PINDROP BLOG

Tech Coalitions Urge Reconsideration of Burr-Feinstein Bill

Several large groups of technology vendors and communications companies have written a letter urging Sens. Diane Feinstein and Richard Burr to reconsider the anti-encryption bill they have drafted, saying it would lead to “unintended, negative consequences for the safety of our networks and our customers.”

The letter was signed by members of Reform Government Surveillance, the Computer and Communications Industry Association, Internet Infrastructure Coalition, and the Entertainment Software Association. The groups comprise a long list of powerful member companies, including Google, Amazon, eBay, Microsoft, Facebook, Netflix, and Yahoo, many of which would be affected directly by the Burr-Feinstein bill. That bill, which was released in final draft form last week, includes language that would require vendors and communications companies to build methods for providing plaintext data to law enforcement agencies.

The letter sent to Burr and Feinstein says that the requirement would weaken security for users and force vendors to put the needs of law enforcement above security and privacy.

“Any mandatory decryption requirement, such as that included in the discussion draft of the bill that you authored, will to lead to unintended consequences. The effect of such a requirement will force companies to prioritize government access over other considerations, including digital security.
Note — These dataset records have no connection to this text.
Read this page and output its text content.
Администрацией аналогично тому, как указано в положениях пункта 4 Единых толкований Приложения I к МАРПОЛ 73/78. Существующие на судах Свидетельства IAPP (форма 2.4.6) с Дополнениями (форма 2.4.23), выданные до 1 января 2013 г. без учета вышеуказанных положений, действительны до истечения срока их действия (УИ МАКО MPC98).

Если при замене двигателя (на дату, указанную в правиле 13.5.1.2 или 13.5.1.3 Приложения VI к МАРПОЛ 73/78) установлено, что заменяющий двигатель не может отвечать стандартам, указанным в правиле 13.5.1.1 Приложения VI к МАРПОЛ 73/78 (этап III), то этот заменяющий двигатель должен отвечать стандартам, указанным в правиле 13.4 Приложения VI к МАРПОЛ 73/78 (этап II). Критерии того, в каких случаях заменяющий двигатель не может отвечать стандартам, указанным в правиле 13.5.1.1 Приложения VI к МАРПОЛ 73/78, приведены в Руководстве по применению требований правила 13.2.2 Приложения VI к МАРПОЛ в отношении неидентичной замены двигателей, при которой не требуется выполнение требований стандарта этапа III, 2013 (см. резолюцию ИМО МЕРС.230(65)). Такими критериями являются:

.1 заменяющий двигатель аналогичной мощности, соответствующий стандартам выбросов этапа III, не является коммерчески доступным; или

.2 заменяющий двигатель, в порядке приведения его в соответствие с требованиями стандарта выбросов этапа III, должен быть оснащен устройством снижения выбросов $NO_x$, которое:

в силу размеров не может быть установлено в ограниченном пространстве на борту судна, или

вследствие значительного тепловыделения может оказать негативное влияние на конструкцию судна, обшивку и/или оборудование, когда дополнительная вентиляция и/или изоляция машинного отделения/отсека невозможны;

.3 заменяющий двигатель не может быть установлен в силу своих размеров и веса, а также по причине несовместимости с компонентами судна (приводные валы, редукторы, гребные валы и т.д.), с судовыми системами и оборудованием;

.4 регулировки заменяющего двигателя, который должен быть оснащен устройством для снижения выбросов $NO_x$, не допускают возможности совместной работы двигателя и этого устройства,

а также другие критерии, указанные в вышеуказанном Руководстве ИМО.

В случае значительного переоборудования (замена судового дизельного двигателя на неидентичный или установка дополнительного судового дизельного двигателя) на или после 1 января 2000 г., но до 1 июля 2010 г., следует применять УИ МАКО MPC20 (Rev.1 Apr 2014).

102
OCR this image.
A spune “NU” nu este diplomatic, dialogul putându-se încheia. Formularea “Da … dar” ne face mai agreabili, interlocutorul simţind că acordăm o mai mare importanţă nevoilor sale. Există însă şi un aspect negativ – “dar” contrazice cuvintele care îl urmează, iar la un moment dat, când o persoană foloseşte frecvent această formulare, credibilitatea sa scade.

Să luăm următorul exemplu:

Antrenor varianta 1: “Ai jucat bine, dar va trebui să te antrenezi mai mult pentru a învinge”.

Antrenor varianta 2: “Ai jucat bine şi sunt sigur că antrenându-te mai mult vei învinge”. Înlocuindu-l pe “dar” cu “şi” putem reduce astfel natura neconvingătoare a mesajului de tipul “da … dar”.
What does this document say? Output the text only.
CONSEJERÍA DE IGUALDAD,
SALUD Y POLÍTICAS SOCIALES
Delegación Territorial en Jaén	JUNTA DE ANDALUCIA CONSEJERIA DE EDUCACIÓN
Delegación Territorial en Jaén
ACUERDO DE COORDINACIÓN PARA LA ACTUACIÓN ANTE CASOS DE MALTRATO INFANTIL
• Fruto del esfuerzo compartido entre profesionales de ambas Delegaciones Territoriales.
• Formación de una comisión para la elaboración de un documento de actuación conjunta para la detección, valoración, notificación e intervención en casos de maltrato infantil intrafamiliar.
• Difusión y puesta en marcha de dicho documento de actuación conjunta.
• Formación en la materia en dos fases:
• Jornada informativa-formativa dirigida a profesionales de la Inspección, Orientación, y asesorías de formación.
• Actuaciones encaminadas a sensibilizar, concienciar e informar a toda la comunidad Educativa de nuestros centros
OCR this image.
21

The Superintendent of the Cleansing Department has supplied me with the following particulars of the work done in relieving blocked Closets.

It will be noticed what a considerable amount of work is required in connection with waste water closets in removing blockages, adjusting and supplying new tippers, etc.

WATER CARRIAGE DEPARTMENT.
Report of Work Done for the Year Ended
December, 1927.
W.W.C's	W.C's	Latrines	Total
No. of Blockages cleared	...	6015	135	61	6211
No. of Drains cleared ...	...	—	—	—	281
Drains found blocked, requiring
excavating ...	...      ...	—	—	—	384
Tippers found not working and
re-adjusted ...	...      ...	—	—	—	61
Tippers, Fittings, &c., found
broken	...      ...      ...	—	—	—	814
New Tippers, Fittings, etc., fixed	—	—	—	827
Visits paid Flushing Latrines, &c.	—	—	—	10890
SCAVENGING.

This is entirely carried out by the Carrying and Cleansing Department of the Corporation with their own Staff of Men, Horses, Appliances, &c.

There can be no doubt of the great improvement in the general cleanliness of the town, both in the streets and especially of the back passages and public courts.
As a result, when designing products or services, technology companies could be forced to make decisions that would create opportunities for exploitation by bad actors seeking to harm our customers and whom we all want to stop,” the letter says.

The organizations also said that attackers would target any backdoor or other method that companies design to allow law enforcement access to encryption systems.

“The bill would force those providing digital communication and storage to ensure that digital data can be obtained in ‘intelligible’ form by the government, pursuant to a court order. This mandate would mean that when a company or user has decided to use some encryption technologies, those technologies will have to be built to allow some third party to potentially have access. This access could, in turn, be exploited by bad actors,” the letter says.

The Burr-Feinstein bill is still in draft form at the moment and has not reached the Senate floor. However, opponents of the measure worry that it would damage security and the trust that users have in technology vendors.

“The encryption debate is about having more security or having less security. This legislation would effectively outlaw Americans from protecting themselves. It would ban the strongest types of encryption and undermine the foundation of cybersecurity for millions of Americans,” said Sen. Ron Wyden (D-Ore.), who promised to filibuster the bill if it moves ahead to the Senate floor.